In September 2024, thousands of male prisoners escaped from Makala prison and raped hundreds of inmates in the women's section. In the aftermath, Modi, supported by a local Catholic chaplaincy, set up a women's shelter for victims of the event; she also tracked down some victims herself to offer them accommodation.

=== Other advocacy ===
Since founding Afia Mama, Modi has advised DRC politicians and organisations including MONUSCO on improving the status of women in the country. As of 2024, she is a Gender Advisor for Pathfinder International, advancing an integrated women's health program in the DRC with support from USAID.

=== International work ===
Modi became a manager and researcher of La Pépinière ("The Nursery") in 2015, a program supporting 15 female Congolese researchers to better understand the social and economic needs of women and girls in the country. This work was funded by the Department for International Development of the United Kingdom.

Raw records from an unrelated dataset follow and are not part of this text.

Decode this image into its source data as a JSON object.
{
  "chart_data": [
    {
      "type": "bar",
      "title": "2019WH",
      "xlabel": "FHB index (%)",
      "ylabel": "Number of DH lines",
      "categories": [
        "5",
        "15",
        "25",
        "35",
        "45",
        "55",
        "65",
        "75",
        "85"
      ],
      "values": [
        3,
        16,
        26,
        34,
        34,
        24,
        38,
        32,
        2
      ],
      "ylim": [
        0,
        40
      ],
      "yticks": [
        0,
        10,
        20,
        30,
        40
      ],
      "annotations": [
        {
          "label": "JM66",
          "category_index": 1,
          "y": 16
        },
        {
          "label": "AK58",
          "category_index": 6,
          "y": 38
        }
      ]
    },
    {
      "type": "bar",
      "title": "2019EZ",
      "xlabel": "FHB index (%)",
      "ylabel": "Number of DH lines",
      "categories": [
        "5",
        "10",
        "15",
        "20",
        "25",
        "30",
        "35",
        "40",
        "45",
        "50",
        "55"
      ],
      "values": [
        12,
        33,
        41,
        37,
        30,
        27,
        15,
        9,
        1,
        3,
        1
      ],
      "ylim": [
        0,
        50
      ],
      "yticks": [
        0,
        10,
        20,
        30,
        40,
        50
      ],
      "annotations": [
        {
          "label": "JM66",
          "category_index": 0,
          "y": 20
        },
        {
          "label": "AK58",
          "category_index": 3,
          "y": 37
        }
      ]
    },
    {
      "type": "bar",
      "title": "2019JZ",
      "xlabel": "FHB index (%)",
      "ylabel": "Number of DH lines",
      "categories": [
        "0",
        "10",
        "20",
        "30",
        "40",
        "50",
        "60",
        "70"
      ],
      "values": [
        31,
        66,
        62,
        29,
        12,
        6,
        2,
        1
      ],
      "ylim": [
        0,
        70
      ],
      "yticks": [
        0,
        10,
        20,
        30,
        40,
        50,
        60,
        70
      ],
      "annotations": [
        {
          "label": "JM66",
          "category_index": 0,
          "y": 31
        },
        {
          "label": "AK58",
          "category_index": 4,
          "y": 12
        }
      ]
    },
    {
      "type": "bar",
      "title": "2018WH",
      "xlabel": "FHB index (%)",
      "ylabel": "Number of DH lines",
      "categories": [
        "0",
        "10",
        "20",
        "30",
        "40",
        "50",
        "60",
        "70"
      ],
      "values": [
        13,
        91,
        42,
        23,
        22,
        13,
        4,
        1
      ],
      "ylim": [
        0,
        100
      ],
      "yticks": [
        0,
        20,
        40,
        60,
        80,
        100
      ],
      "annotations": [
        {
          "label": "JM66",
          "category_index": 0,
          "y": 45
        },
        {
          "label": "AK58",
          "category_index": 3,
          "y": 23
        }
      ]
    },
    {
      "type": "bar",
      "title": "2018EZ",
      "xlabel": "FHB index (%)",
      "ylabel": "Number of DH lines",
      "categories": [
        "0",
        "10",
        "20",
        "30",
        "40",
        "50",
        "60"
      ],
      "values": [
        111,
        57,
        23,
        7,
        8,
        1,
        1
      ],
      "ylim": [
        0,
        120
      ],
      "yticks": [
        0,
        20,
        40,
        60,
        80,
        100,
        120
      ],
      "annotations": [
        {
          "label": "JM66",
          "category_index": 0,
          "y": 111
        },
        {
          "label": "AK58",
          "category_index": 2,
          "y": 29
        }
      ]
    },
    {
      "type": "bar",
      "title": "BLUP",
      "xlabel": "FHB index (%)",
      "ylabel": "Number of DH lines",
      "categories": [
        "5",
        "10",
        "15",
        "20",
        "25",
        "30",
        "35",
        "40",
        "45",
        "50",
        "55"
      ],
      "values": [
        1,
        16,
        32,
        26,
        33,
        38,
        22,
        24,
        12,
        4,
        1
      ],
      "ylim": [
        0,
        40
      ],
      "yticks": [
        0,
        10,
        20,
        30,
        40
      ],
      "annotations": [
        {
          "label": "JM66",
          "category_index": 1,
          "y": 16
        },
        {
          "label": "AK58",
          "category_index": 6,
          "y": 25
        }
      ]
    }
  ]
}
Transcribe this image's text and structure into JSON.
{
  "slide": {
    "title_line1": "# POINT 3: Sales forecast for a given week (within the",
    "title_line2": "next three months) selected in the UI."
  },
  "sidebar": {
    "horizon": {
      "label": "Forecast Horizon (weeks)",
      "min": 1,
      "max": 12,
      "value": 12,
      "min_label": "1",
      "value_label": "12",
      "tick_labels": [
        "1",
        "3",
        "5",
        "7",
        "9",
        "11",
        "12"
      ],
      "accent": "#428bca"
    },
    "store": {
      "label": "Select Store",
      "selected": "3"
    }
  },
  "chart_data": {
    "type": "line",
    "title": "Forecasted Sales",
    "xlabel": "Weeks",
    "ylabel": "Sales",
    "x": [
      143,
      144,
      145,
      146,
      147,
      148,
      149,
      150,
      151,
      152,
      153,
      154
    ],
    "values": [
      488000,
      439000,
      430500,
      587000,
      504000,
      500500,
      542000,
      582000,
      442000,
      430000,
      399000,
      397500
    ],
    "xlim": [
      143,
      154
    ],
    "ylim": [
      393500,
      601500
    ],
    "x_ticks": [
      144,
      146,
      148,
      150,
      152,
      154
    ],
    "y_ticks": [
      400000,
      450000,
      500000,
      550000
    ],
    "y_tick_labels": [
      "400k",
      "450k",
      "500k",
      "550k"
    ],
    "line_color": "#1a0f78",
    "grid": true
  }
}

In July 2017, Modi was appointed as the Youth Advisor of the African Women Leaders Network, a joint initiative between UN Women, the African Union Commission, and the Permanent Mission of Germany. Modi contributed to a 2019 review by Girls not Brides, assessing the global prevalence of child marriage and action that could be taken to eliminate the practice.

Speaking at a conference in Lviv in November 2025, Modi called for an end to the Russian occupation of Ukraine. She described herself as "deeply moved by the price Ukrainians [had] paid... defending their land" until that point, and drew comparisons between reports of sexual violence in eastern DRC and reports from the occupied territories of Ukraine.

== Social views ==

=== Sexual violence in war ===
Modi is a vocal critic of the use of sexual violence as a weapon of war, describing the problem as "systematic" in the DRC. She has criticized patriarchal norms for reducing women and girls to representations of "the pride of the men they are with", sustaining an environment in which rape is a tool to humiliate the enemy during armed conflicts. Modi believes that the prevalence of sexual violence in the eastern regions of the DRC does not receive enough attention from international governments, and has urged the United Nations to conduct humanitarian interventions.

=== Women's participation in government and peacebuilding ===
Modi advocates for involving women in government, peace negotiations, and community-building, viewing this as essential to preventing additional violence. She believes that when women are "not sitting around the table, [they] will continue to be victims of decisions that [they] did not participate in." She is an advocate for democratic gender parity rules.

Highlighting the low number of female parliamentarians in the DRC in 2022, Modi opined that there will be no peace in the country "without women's rights." In 2023, following reports of sexual violence around the DRC's general election, she observed that "political leaders, not having been forced to integrate women [into governance], do not feel the obligation to protect them either."

== Recognition ==
In 2023, Modi was one of the recipients of the Franco-German Prize for Human Rights and the Rule of Law, in recognition of her ongoing advocacy efforts.